Layer of the anterior abdominal wall

The fascia of Camper is a thick superficial layer of the anterior abdominal wall.

It is areolar in texture, and contains in its meshes a varying quantity of adipose tissue. It is found superficial to the fascia of Scarpa.

==Structure==
Superficial fascia is composed of two layers: the fatty outer layer, known as Camper's fascia, and the more membranous inner layer, called Scarpa's fascia. These parts of the superficial fascia are most prominent in the lower aspect of the abdominal wall below the level of the umbilicus.
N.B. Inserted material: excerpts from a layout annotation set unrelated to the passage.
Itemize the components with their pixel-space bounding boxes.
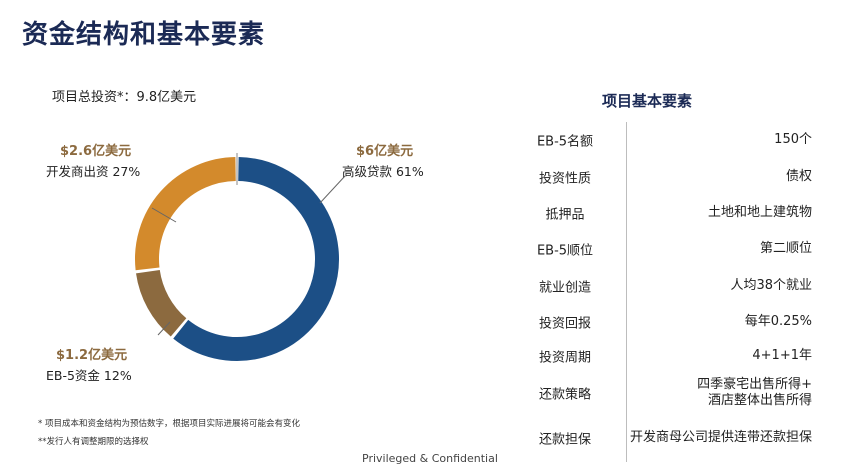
callout-developer-label: 开发商出资 27% (46, 164, 141, 179)
table-row: EB-5名额 150个 (520, 122, 820, 158)
footnote-1: * 项目成本和资金结构为预估数字，根据项目实际进展将可能会有变化 (38, 419, 300, 429)
row-value: 第二顺位 (759, 241, 812, 256)
row-value: 土地和地上建筑物 (707, 205, 812, 220)
row-key: EB-5名额 (536, 134, 594, 150)
table-row: 就业创造 人均38个就业 (520, 268, 820, 304)
callout-eb5: $1.2亿美元 EB-5资金 12% (46, 346, 132, 386)
table-row: 投资回报 每年0.25% (520, 304, 820, 340)
row-key: 还款担保 (538, 432, 591, 448)
row-value: 开发商母公司提供连带还款担保 (629, 430, 812, 445)
confidential-footer: Privileged & Confidential (362, 452, 498, 465)
row-value: 4+1+1年 (752, 348, 812, 363)
callout-senior-amount: $6亿美元 (356, 144, 414, 159)
total-investment: 项目总投资*：9.8亿美元 (52, 90, 197, 105)
callout-eb5-amount: $1.2亿美元 (56, 348, 128, 363)
row-key: 就业创造 (538, 280, 591, 296)
donut-slice-0 (173, 157, 339, 361)
callout-senior-label: 高级贷款 61% (342, 164, 424, 179)
table-row: 还款担保 开发商母公司提供连带还款担保 (520, 420, 820, 456)
callout-senior-loan: $6亿美元 高级贷款 61% (342, 142, 424, 182)
table-row: 抵押品 土地和地上建筑物 (520, 195, 820, 231)
leader-line-1 (319, 175, 346, 204)
leader-line-0 (151, 207, 177, 223)
row-key: 还款策略 (538, 387, 591, 403)
row-value: 人均38个就业 (730, 278, 812, 293)
row-key: 投资性质 (538, 171, 591, 187)
footnote-2: **发行人有调整期限的选择权 (38, 437, 149, 447)
row-value: 每年0.25% (744, 314, 812, 329)
donut-slice-1 (136, 269, 187, 337)
table-title: 项目基本要素 (602, 92, 693, 110)
row-key: 投资回报 (538, 316, 591, 332)
callout-eb5-label: EB-5资金 12% (46, 368, 132, 383)
table-row: 投资周期 4+1+1年 (520, 338, 820, 374)
donut-slice-2 (135, 157, 237, 271)
table-row: EB-5顺位 第二顺位 (520, 231, 820, 267)
row-value: 债权 (785, 169, 812, 184)
donut-chart (135, 153, 346, 361)
callout-developer-amount: $2.6亿美元 (60, 144, 132, 159)
callout-developer: $2.6亿美元 开发商出资 27% (46, 142, 140, 182)
row-value: 150个 (774, 132, 812, 147)
table-row: 还款策略 四季豪宅出售所得+ 酒店整体出售所得 (520, 375, 820, 411)
leader-line-2 (157, 321, 171, 336)
table-row: 投资性质 债权 (520, 159, 820, 195)
row-key: 抵押品 (545, 207, 585, 223)
table-divider (626, 122, 627, 462)
footnotes: * 项目成本和资金结构为预估数字，根据项目实际进展将可能会有变化 **发行人有调… (38, 415, 300, 451)
page-title: 资金结构和基本要素 (22, 20, 266, 50)
row-value: 四季豪宅出售所得+ 酒店整体出售所得 (697, 377, 812, 408)
row-key: EB-5顺位 (536, 243, 594, 259)
row-key: 投资周期 (538, 350, 591, 366)
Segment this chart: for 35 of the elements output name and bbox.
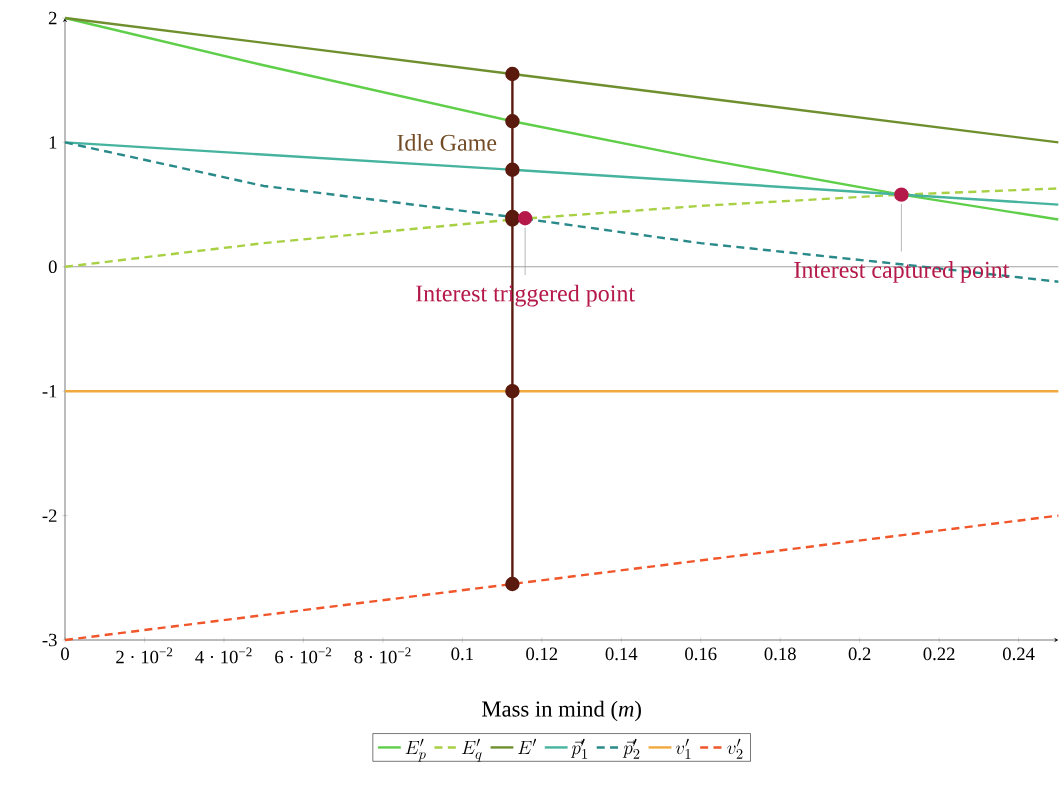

Camper's fascia is continuous inferiorly with the superficial fascia of the thigh. Medial and inferior to the pubic tubercle, in the male, Scarpa's fascia changes as it continues over the scrotum and forms dartos tunic. This layer is highly infiltrated by elastic and smooth muscle fibers and contains a minimal amount of fat. Scarpa's fascia ends inferior to the inguinal ligament fusing with the fascia lata of the thigh. In the midline, just superior to the penis, Scarpa's fascia contributes to formation of the fundiform ligament of the penis. As Scarpa's fascia continues posteriorly onto the perineum, it is called Colles' fascia.

==History==
The structure was named after Dutch physician and anatomist Petrus Camper.